Estudo compara consumo de conteúdos na internet com comportamento zumbi

Os pesquisadores apontam que o modo "zumbificado" de consumir notícias contribui para o caos de informações na internet e a desinformação
Débora Oliveira
Publicado em 16/10/2020 às 10:55
O comportamento "zumbificado" de consumir informação tem a ver justamente com o papel passivo de receber conteúdos e repassar adiante, detalha a pesquisa. Foto: Reprodução/Steve Cutts


confere.ai - Matéria produzida pelo projeto Confere.ai em parceria com o Jornal do Commercio.
Em 2020, os bytes gerados no mundo digital superariam em 40 vezes a quantidade de estrelas no cosmo observável, segundo relatórios anuais da empresa de Business Cloud DOMO. Um estudo conduzido pelos pesquisadores em ciência da informação da Universidade do Estado de Santa Catarina (UDESC) e da Universidade Federal de Santa Catarina (UFSC) Leonardo Ripoll e José Matos mostrou como a adaptação humana a esse ambiente de tantos conteúdos produzidos por segundo favoreceu o caos informacional. Para os pesquisadores, o público tem cada vez mais consumido conteúdos como zumbis, por meio do hábito análogo à visão moderna do zumbi, proposta nos filmes do diretor estadunidense George A. Romero (1940-2017).

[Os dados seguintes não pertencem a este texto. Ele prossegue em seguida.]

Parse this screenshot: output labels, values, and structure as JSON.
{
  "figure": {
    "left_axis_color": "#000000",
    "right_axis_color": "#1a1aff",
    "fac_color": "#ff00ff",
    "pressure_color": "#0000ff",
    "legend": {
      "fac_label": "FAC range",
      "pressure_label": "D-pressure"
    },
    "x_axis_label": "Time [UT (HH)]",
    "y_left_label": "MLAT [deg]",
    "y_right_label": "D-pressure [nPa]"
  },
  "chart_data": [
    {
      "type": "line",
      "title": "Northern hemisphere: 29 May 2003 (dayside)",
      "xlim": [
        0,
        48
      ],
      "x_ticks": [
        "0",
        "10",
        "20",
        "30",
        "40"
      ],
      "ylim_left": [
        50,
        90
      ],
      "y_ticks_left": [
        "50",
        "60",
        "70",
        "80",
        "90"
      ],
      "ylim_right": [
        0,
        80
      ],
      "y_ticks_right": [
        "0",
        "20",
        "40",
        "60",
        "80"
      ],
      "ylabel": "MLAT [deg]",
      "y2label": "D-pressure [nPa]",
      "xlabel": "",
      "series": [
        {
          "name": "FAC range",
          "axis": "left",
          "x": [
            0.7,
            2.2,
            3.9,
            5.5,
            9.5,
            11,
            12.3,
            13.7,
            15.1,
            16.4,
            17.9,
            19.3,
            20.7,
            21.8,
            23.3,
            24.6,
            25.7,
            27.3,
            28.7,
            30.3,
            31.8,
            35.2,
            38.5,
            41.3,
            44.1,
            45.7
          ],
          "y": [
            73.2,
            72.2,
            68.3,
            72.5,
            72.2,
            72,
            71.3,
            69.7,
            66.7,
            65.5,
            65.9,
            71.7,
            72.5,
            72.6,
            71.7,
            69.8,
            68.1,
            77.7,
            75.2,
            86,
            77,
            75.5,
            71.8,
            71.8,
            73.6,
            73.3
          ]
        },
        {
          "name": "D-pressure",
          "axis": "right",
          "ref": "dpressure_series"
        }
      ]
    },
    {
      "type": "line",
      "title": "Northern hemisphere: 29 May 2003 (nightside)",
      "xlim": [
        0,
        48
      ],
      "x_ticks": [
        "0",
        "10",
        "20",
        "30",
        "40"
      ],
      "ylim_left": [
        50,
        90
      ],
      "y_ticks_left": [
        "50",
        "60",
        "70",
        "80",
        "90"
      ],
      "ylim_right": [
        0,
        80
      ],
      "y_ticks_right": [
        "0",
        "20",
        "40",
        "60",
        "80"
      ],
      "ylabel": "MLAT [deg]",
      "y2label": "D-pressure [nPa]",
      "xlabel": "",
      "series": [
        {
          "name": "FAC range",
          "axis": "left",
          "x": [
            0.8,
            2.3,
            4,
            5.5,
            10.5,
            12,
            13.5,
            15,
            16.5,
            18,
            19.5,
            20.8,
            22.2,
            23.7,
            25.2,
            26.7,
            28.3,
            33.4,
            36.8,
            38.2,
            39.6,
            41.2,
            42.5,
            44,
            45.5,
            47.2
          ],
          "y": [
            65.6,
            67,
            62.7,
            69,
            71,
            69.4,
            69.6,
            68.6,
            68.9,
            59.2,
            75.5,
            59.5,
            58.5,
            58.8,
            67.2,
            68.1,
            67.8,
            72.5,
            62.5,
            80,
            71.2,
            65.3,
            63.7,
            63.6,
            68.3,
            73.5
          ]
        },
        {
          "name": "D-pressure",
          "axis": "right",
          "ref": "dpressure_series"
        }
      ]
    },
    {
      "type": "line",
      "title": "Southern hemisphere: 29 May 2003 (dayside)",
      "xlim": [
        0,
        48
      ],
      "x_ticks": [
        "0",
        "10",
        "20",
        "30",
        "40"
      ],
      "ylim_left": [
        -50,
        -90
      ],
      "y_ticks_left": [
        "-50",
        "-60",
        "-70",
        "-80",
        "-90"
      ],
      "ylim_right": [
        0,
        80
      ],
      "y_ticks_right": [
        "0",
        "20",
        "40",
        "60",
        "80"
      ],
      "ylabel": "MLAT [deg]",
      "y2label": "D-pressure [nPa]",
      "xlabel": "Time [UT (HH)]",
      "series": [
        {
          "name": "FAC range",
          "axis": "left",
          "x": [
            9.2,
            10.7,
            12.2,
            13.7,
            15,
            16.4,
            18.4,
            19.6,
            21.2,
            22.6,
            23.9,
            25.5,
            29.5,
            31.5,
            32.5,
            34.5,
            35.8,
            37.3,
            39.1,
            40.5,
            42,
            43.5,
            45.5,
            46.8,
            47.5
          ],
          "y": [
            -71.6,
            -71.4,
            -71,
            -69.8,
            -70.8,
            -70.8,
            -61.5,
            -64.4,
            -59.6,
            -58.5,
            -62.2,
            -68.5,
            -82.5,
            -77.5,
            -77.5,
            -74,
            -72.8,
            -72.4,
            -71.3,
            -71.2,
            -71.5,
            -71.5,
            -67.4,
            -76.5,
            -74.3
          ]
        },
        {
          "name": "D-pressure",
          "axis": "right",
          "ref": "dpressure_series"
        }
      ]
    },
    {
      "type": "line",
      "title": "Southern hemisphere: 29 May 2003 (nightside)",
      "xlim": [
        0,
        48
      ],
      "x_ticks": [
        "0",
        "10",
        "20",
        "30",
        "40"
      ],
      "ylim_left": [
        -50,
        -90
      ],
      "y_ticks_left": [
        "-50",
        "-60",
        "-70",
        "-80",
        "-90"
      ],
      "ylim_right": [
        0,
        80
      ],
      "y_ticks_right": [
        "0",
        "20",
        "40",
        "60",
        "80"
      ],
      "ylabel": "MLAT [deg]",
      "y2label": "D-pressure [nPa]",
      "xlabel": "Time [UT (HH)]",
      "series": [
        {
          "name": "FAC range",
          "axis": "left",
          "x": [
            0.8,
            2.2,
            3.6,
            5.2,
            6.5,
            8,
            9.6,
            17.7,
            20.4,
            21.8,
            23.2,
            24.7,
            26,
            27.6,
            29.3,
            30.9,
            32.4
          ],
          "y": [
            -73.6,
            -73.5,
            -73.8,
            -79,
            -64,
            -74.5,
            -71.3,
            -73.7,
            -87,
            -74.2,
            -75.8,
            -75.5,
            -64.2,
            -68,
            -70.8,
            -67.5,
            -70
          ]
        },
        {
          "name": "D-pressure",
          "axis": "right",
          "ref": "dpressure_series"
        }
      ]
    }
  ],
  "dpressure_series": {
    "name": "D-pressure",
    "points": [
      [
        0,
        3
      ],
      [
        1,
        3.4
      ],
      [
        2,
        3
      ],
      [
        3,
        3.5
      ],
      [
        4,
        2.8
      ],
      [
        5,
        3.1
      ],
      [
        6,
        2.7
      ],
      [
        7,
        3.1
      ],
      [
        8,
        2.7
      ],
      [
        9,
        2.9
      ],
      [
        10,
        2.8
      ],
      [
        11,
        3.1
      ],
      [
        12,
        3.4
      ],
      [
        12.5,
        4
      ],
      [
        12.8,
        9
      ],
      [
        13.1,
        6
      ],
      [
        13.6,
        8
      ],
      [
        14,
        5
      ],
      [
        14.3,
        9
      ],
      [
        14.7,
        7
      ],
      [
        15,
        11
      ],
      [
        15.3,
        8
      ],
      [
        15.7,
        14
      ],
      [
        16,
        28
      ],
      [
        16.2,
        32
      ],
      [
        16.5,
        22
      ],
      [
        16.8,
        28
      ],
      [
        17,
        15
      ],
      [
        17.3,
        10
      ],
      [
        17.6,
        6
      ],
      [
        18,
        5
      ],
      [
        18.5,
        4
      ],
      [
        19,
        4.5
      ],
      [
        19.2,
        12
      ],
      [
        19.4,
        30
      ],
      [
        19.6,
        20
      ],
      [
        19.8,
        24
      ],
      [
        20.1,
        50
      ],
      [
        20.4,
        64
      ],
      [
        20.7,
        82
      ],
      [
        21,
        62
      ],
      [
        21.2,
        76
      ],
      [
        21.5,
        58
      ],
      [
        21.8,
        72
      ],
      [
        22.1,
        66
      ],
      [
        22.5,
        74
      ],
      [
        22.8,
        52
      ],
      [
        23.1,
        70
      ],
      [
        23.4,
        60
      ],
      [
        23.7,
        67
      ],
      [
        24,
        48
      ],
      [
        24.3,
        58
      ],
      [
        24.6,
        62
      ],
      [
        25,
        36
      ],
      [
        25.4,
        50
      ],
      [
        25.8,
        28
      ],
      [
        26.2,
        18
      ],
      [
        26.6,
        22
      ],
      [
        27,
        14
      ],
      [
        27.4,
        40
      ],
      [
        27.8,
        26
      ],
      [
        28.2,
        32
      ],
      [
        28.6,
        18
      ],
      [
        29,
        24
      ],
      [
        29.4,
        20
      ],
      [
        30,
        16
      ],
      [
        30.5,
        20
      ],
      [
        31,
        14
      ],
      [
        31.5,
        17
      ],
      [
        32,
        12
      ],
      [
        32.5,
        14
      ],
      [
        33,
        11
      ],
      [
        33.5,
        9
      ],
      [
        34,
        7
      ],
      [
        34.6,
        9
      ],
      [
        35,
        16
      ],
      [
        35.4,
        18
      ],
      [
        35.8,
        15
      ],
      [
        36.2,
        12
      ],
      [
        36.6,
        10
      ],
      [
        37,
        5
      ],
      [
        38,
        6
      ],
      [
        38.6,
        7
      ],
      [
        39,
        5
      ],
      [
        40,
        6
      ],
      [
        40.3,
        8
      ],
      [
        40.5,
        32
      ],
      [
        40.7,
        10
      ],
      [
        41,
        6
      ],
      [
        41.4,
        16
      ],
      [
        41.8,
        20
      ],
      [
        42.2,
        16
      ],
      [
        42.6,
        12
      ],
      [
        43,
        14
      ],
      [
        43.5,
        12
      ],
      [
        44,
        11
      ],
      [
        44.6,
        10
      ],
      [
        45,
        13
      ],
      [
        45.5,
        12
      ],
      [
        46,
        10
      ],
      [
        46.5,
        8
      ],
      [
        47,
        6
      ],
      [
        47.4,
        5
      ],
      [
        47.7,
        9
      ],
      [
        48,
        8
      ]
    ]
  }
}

“O comportamento ‘zumbificado’ tem a ver justamente com o papel passivo de receber conteúdos e repassar adiante, contribuindo para uma epidemia de desinformação na sociedade. Não é à toa que usamos tanto a palavra ‘viralização’”, descreve Leonardo.

Se por um lado a era pós-moderna potencializou a desconfiança, o refinamento crítico e a vigilância, a enorme oferta de informação gera um efeito contrário: para lidar com a sobrecarga cognitiva, as pessoas simplesmente decaem para um estado de indiferença ou apatia, caracterizando a zumbificação.

Sintomas de zumbificação

À época da pesquisa, em 2017, os pesquisadores já comparavam o caos informacional a uma epidemia da informação, termo popularizado em 2020 pela Organização Mundial da Saúde (OMS) como “um dilúvio de informações - precisas ou não - que dificultam o acesso a fontes e orientações confiáveis”.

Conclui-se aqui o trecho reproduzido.